Andrea Möhr: Je souhaite que les rhumatologues et les médecins de famille attirent activement l’attention de leurs patientes et patients sur les offres des ligues contre le rhumatisme et des organisations de patients ou des coordonnateurs/-trices en médecine ambulatoire formés en rhumatologie et qu’ils les encouragent à être eux-mêmes actifs.

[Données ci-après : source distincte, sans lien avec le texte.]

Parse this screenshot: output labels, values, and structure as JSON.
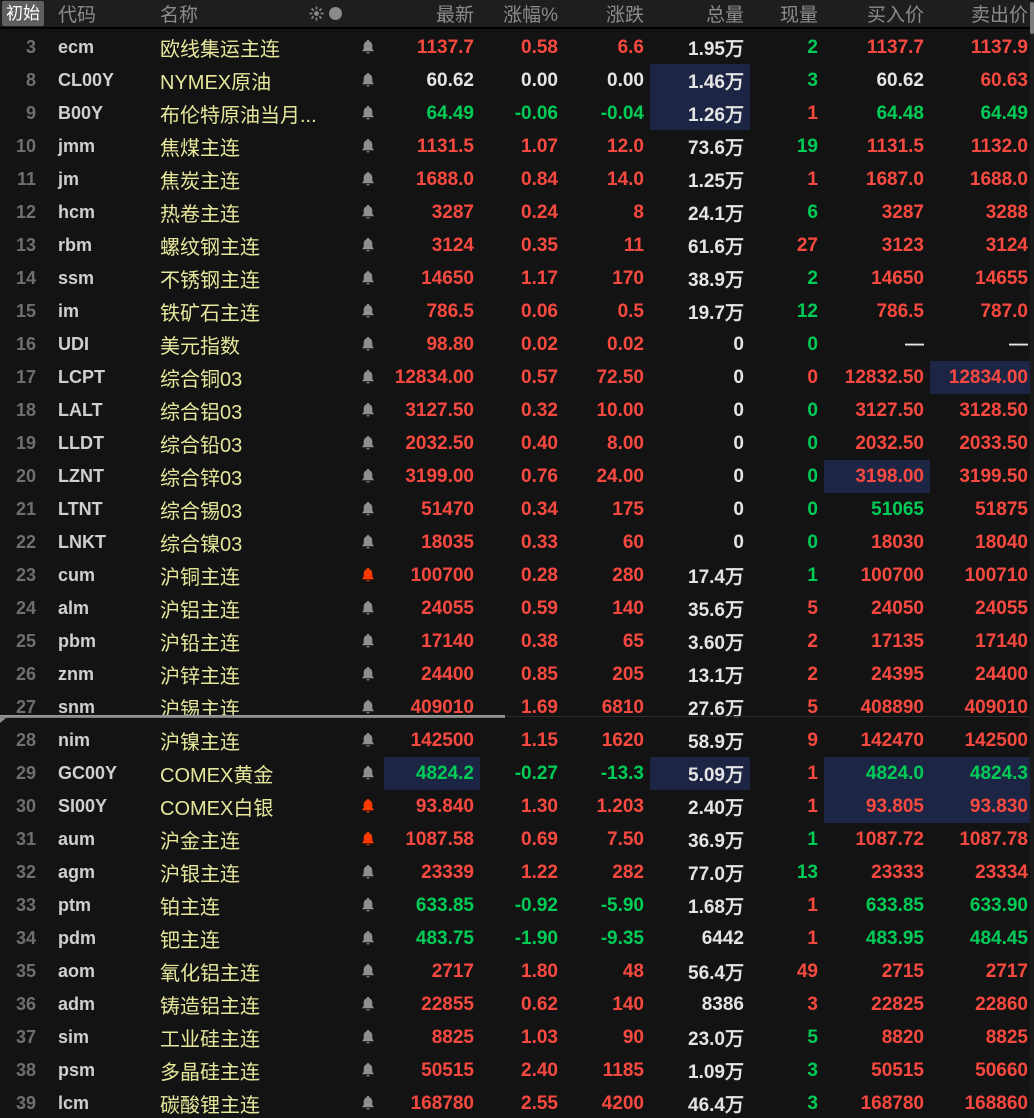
{
  "palette": {
    "red": "#f7493f",
    "green": "#00cb57",
    "white": "#e4e4e4",
    "yellow": "#e7e79c",
    "navy": "#1c2544",
    "bellgray": "#8f8f8f",
    "bellred": "#ff3a00",
    "rowbg": "#131313",
    "hdrbg": "#1e1e1e",
    "hdrtext": "#8c8c8c",
    "numgray": "#6f6f6f",
    "codegray": "#cfcfcf",
    "btnbg": "#5f5f5f"
  },
  "header": {
    "init_button": "初始",
    "code": "代码",
    "name": "名称",
    "last": "最新",
    "pct": "涨幅%",
    "chg": "涨跌",
    "vol": "总量",
    "cur": "现量",
    "bid": "买入价",
    "ask": "卖出价",
    "icons": [
      "sunburst-icon",
      "circle-icon"
    ]
  },
  "rows": [
    {
      "num": "3",
      "code": "ecm",
      "name": "欧线集运主连",
      "bell": "gray",
      "hl": [],
      "cells": [
        [
          "1137.7",
          "r"
        ],
        [
          "0.58",
          "r"
        ],
        [
          "6.6",
          "r"
        ],
        [
          "1.95万",
          "w"
        ],
        [
          "2",
          "g"
        ],
        [
          "1137.7",
          "r"
        ],
        [
          "1137.9",
          "r"
        ]
      ]
    },
    {
      "num": "8",
      "code": "CL00Y",
      "name": "NYMEX原油",
      "bell": "gray",
      "hl": [
        3
      ],
      "cells": [
        [
          "60.62",
          "w"
        ],
        [
          "0.00",
          "w"
        ],
        [
          "0.00",
          "w"
        ],
        [
          "1.46万",
          "w"
        ],
        [
          "3",
          "g"
        ],
        [
          "60.62",
          "w"
        ],
        [
          "60.63",
          "r"
        ]
      ]
    },
    {
      "num": "9",
      "code": "B00Y",
      "name": "布伦特原油当月...",
      "bell": "gray",
      "hl": [
        3
      ],
      "cells": [
        [
          "64.49",
          "g"
        ],
        [
          "-0.06",
          "g"
        ],
        [
          "-0.04",
          "g"
        ],
        [
          "1.26万",
          "w"
        ],
        [
          "1",
          "r"
        ],
        [
          "64.48",
          "g"
        ],
        [
          "64.49",
          "g"
        ]
      ]
    },
    {
      "num": "10",
      "code": "jmm",
      "name": "焦煤主连",
      "bell": "gray",
      "hl": [],
      "cells": [
        [
          "1131.5",
          "r"
        ],
        [
          "1.07",
          "r"
        ],
        [
          "12.0",
          "r"
        ],
        [
          "73.6万",
          "w"
        ],
        [
          "19",
          "g"
        ],
        [
          "1131.5",
          "r"
        ],
        [
          "1132.0",
          "r"
        ]
      ]
    },
    {
      "num": "11",
      "code": "jm",
      "name": "焦炭主连",
      "bell": "gray",
      "hl": [],
      "cells": [
        [
          "1688.0",
          "r"
        ],
        [
          "0.84",
          "r"
        ],
        [
          "14.0",
          "r"
        ],
        [
          "1.25万",
          "w"
        ],
        [
          "1",
          "r"
        ],
        [
          "1687.0",
          "r"
        ],
        [
          "1688.0",
          "r"
        ]
      ]
    },
    {
      "num": "12",
      "code": "hcm",
      "name": "热卷主连",
      "bell": "gray",
      "hl": [],
      "cells": [
        [
          "3287",
          "r"
        ],
        [
          "0.24",
          "r"
        ],
        [
          "8",
          "r"
        ],
        [
          "24.1万",
          "w"
        ],
        [
          "6",
          "g"
        ],
        [
          "3287",
          "r"
        ],
        [
          "3288",
          "r"
        ]
      ]
    },
    {
      "num": "13",
      "code": "rbm",
      "name": "螺纹钢主连",
      "bell": "gray",
      "hl": [],
      "cells": [
        [
          "3124",
          "r"
        ],
        [
          "0.35",
          "r"
        ],
        [
          "11",
          "r"
        ],
        [
          "61.6万",
          "w"
        ],
        [
          "27",
          "r"
        ],
        [
          "3123",
          "r"
        ],
        [
          "3124",
          "r"
        ]
      ]
    },
    {
      "num": "14",
      "code": "ssm",
      "name": "不锈钢主连",
      "bell": "gray",
      "hl": [],
      "cells": [
        [
          "14650",
          "r"
        ],
        [
          "1.17",
          "r"
        ],
        [
          "170",
          "r"
        ],
        [
          "38.9万",
          "w"
        ],
        [
          "2",
          "g"
        ],
        [
          "14650",
          "r"
        ],
        [
          "14655",
          "r"
        ]
      ]
    },
    {
      "num": "15",
      "code": "im",
      "name": "铁矿石主连",
      "bell": "gray",
      "hl": [],
      "cells": [
        [
          "786.5",
          "r"
        ],
        [
          "0.06",
          "r"
        ],
        [
          "0.5",
          "r"
        ],
        [
          "19.7万",
          "w"
        ],
        [
          "12",
          "g"
        ],
        [
          "786.5",
          "r"
        ],
        [
          "787.0",
          "r"
        ]
      ]
    },
    {
      "num": "16",
      "code": "UDI",
      "name": "美元指数",
      "bell": "gray",
      "hl": [],
      "cells": [
        [
          "98.80",
          "r"
        ],
        [
          "0.02",
          "r"
        ],
        [
          "0.02",
          "r"
        ],
        [
          "0",
          "w"
        ],
        [
          "0",
          "g"
        ],
        [
          "—",
          "w"
        ],
        [
          "—",
          "w"
        ]
      ]
    },
    {
      "num": "17",
      "code": "LCPT",
      "name": "综合铜03",
      "bell": "gray",
      "hl": [
        6
      ],
      "cells": [
        [
          "12834.00",
          "r"
        ],
        [
          "0.57",
          "r"
        ],
        [
          "72.50",
          "r"
        ],
        [
          "0",
          "w"
        ],
        [
          "0",
          "r"
        ],
        [
          "12832.50",
          "r"
        ],
        [
          "12834.00",
          "r"
        ]
      ]
    },
    {
      "num": "18",
      "code": "LALT",
      "name": "综合铝03",
      "bell": "gray",
      "hl": [],
      "cells": [
        [
          "3127.50",
          "r"
        ],
        [
          "0.32",
          "r"
        ],
        [
          "10.00",
          "r"
        ],
        [
          "0",
          "w"
        ],
        [
          "0",
          "g"
        ],
        [
          "3127.50",
          "r"
        ],
        [
          "3128.50",
          "r"
        ]
      ]
    },
    {
      "num": "19",
      "code": "LLDT",
      "name": "综合铅03",
      "bell": "gray",
      "hl": [],
      "cells": [
        [
          "2032.50",
          "r"
        ],
        [
          "0.40",
          "r"
        ],
        [
          "8.00",
          "r"
        ],
        [
          "0",
          "w"
        ],
        [
          "0",
          "g"
        ],
        [
          "2032.50",
          "r"
        ],
        [
          "2033.50",
          "r"
        ]
      ]
    },
    {
      "num": "20",
      "code": "LZNT",
      "name": "综合锌03",
      "bell": "gray",
      "hl": [
        5
      ],
      "cells": [
        [
          "3199.00",
          "r"
        ],
        [
          "0.76",
          "r"
        ],
        [
          "24.00",
          "r"
        ],
        [
          "0",
          "w"
        ],
        [
          "0",
          "g"
        ],
        [
          "3198.00",
          "r"
        ],
        [
          "3199.50",
          "r"
        ]
      ]
    },
    {
      "num": "21",
      "code": "LTNT",
      "name": "综合锡03",
      "bell": "gray",
      "hl": [],
      "cells": [
        [
          "51470",
          "r"
        ],
        [
          "0.34",
          "r"
        ],
        [
          "175",
          "r"
        ],
        [
          "0",
          "w"
        ],
        [
          "0",
          "g"
        ],
        [
          "51065",
          "g"
        ],
        [
          "51875",
          "r"
        ]
      ]
    },
    {
      "num": "22",
      "code": "LNKT",
      "name": "综合镍03",
      "bell": "gray",
      "hl": [],
      "cells": [
        [
          "18035",
          "r"
        ],
        [
          "0.33",
          "r"
        ],
        [
          "60",
          "r"
        ],
        [
          "0",
          "w"
        ],
        [
          "0",
          "g"
        ],
        [
          "18030",
          "r"
        ],
        [
          "18040",
          "r"
        ]
      ]
    },
    {
      "num": "23",
      "code": "cum",
      "name": "沪铜主连",
      "bell": "red",
      "hl": [],
      "cells": [
        [
          "100700",
          "r"
        ],
        [
          "0.28",
          "r"
        ],
        [
          "280",
          "r"
        ],
        [
          "17.4万",
          "w"
        ],
        [
          "1",
          "g"
        ],
        [
          "100700",
          "r"
        ],
        [
          "100710",
          "r"
        ]
      ]
    },
    {
      "num": "24",
      "code": "alm",
      "name": "沪铝主连",
      "bell": "gray",
      "hl": [],
      "cells": [
        [
          "24055",
          "r"
        ],
        [
          "0.59",
          "r"
        ],
        [
          "140",
          "r"
        ],
        [
          "35.6万",
          "w"
        ],
        [
          "5",
          "r"
        ],
        [
          "24050",
          "r"
        ],
        [
          "24055",
          "r"
        ]
      ]
    },
    {
      "num": "25",
      "code": "pbm",
      "name": "沪铅主连",
      "bell": "gray",
      "hl": [],
      "cells": [
        [
          "17140",
          "r"
        ],
        [
          "0.38",
          "r"
        ],
        [
          "65",
          "r"
        ],
        [
          "3.60万",
          "w"
        ],
        [
          "2",
          "r"
        ],
        [
          "17135",
          "r"
        ],
        [
          "17140",
          "r"
        ]
      ]
    },
    {
      "num": "26",
      "code": "znm",
      "name": "沪锌主连",
      "bell": "gray",
      "hl": [],
      "cells": [
        [
          "24400",
          "r"
        ],
        [
          "0.85",
          "r"
        ],
        [
          "205",
          "r"
        ],
        [
          "13.1万",
          "w"
        ],
        [
          "2",
          "r"
        ],
        [
          "24395",
          "r"
        ],
        [
          "24400",
          "r"
        ]
      ]
    },
    {
      "num": "27",
      "code": "snm",
      "name": "沪锡主连",
      "bell": "gray",
      "hl": [],
      "cells": [
        [
          "409010",
          "r"
        ],
        [
          "1.69",
          "r"
        ],
        [
          "6810",
          "r"
        ],
        [
          "27.6万",
          "w"
        ],
        [
          "5",
          "r"
        ],
        [
          "408890",
          "r"
        ],
        [
          "409010",
          "r"
        ]
      ]
    },
    {
      "num": "28",
      "code": "nim",
      "name": "沪镍主连",
      "bell": "gray",
      "hl": [],
      "cells": [
        [
          "142500",
          "r"
        ],
        [
          "1.15",
          "r"
        ],
        [
          "1620",
          "r"
        ],
        [
          "58.9万",
          "w"
        ],
        [
          "9",
          "r"
        ],
        [
          "142470",
          "r"
        ],
        [
          "142500",
          "r"
        ]
      ]
    },
    {
      "num": "29",
      "code": "GC00Y",
      "name": "COMEX黄金",
      "bell": "gray",
      "hl": [
        0,
        3,
        5,
        6
      ],
      "cells": [
        [
          "4824.2",
          "g"
        ],
        [
          "-0.27",
          "g"
        ],
        [
          "-13.3",
          "g"
        ],
        [
          "5.09万",
          "w"
        ],
        [
          "1",
          "r"
        ],
        [
          "4824.0",
          "g"
        ],
        [
          "4824.3",
          "g"
        ]
      ]
    },
    {
      "num": "30",
      "code": "SI00Y",
      "name": "COMEX白银",
      "bell": "red",
      "hl": [
        5,
        6
      ],
      "cells": [
        [
          "93.840",
          "r"
        ],
        [
          "1.30",
          "r"
        ],
        [
          "1.203",
          "r"
        ],
        [
          "2.40万",
          "w"
        ],
        [
          "1",
          "r"
        ],
        [
          "93.805",
          "r"
        ],
        [
          "93.830",
          "r"
        ]
      ]
    },
    {
      "num": "31",
      "code": "aum",
      "name": "沪金主连",
      "bell": "red",
      "hl": [],
      "cells": [
        [
          "1087.58",
          "r"
        ],
        [
          "0.69",
          "r"
        ],
        [
          "7.50",
          "r"
        ],
        [
          "36.9万",
          "w"
        ],
        [
          "1",
          "g"
        ],
        [
          "1087.72",
          "r"
        ],
        [
          "1087.78",
          "r"
        ]
      ]
    },
    {
      "num": "32",
      "code": "agm",
      "name": "沪银主连",
      "bell": "gray",
      "hl": [],
      "cells": [
        [
          "23339",
          "r"
        ],
        [
          "1.22",
          "r"
        ],
        [
          "282",
          "r"
        ],
        [
          "77.0万",
          "w"
        ],
        [
          "13",
          "g"
        ],
        [
          "23333",
          "r"
        ],
        [
          "23334",
          "r"
        ]
      ]
    },
    {
      "num": "33",
      "code": "ptm",
      "name": "铂主连",
      "bell": "gray",
      "hl": [],
      "cells": [
        [
          "633.85",
          "g"
        ],
        [
          "-0.92",
          "g"
        ],
        [
          "-5.90",
          "g"
        ],
        [
          "1.68万",
          "w"
        ],
        [
          "1",
          "r"
        ],
        [
          "633.85",
          "g"
        ],
        [
          "633.90",
          "g"
        ]
      ]
    },
    {
      "num": "34",
      "code": "pdm",
      "name": "钯主连",
      "bell": "gray",
      "hl": [],
      "cells": [
        [
          "483.75",
          "g"
        ],
        [
          "-1.90",
          "g"
        ],
        [
          "-9.35",
          "g"
        ],
        [
          "6442",
          "w"
        ],
        [
          "1",
          "r"
        ],
        [
          "483.95",
          "g"
        ],
        [
          "484.45",
          "g"
        ]
      ]
    },
    {
      "num": "35",
      "code": "aom",
      "name": "氧化铝主连",
      "bell": "gray",
      "hl": [],
      "cells": [
        [
          "2717",
          "r"
        ],
        [
          "1.80",
          "r"
        ],
        [
          "48",
          "r"
        ],
        [
          "56.4万",
          "w"
        ],
        [
          "49",
          "r"
        ],
        [
          "2715",
          "r"
        ],
        [
          "2717",
          "r"
        ]
      ]
    },
    {
      "num": "36",
      "code": "adm",
      "name": "铸造铝主连",
      "bell": "gray",
      "hl": [],
      "cells": [
        [
          "22855",
          "r"
        ],
        [
          "0.62",
          "r"
        ],
        [
          "140",
          "r"
        ],
        [
          "8386",
          "w"
        ],
        [
          "3",
          "r"
        ],
        [
          "22825",
          "r"
        ],
        [
          "22860",
          "r"
        ]
      ]
    },
    {
      "num": "37",
      "code": "sim",
      "name": "工业硅主连",
      "bell": "gray",
      "hl": [],
      "cells": [
        [
          "8825",
          "r"
        ],
        [
          "1.03",
          "r"
        ],
        [
          "90",
          "r"
        ],
        [
          "23.0万",
          "w"
        ],
        [
          "5",
          "g"
        ],
        [
          "8820",
          "r"
        ],
        [
          "8825",
          "r"
        ]
      ]
    },
    {
      "num": "38",
      "code": "psm",
      "name": "多晶硅主连",
      "bell": "gray",
      "hl": [],
      "cells": [
        [
          "50515",
          "r"
        ],
        [
          "2.40",
          "r"
        ],
        [
          "1185",
          "r"
        ],
        [
          "1.09万",
          "w"
        ],
        [
          "3",
          "g"
        ],
        [
          "50515",
          "r"
        ],
        [
          "50660",
          "r"
        ]
      ]
    },
    {
      "num": "39",
      "code": "lcm",
      "name": "碳酸锂主连",
      "bell": "gray",
      "hl": [],
      "cells": [
        [
          "168780",
          "r"
        ],
        [
          "2.55",
          "r"
        ],
        [
          "4200",
          "r"
        ],
        [
          "46.4万",
          "w"
        ],
        [
          "3",
          "g"
        ],
        [
          "168780",
          "r"
        ],
        [
          "168860",
          "r"
        ]
      ]
    }
  ]
}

Michael Gengenbacher: Nous avons besoin d’une vision commune des objectifs, de la volonté de nous engager activement dans cette voie et de la confiance mutuelle dans la capacité à organiser ce processus. L’interaction entre les différents spécialistes est la garantie d’un système qui fonctionne à l’avenir.
Andrea Möhr Patiente rhumatologique et membre du Conseil consultatif des patients de la Ligue suisse contre le rhumatisme.
Dr méd. Michael Gengenbacher Directeur médical et médecin-chef des divisions Appareil locomoteur et Médecine interne chez Zurzach Care, et membre de la commission Physician Associates de la FMH.
Dr méd. Michael Andor Rhumatologue chez Rheumatologie im Zürcher Oberland à Uster et membre du Comité de la SSR (tarifs, qualité).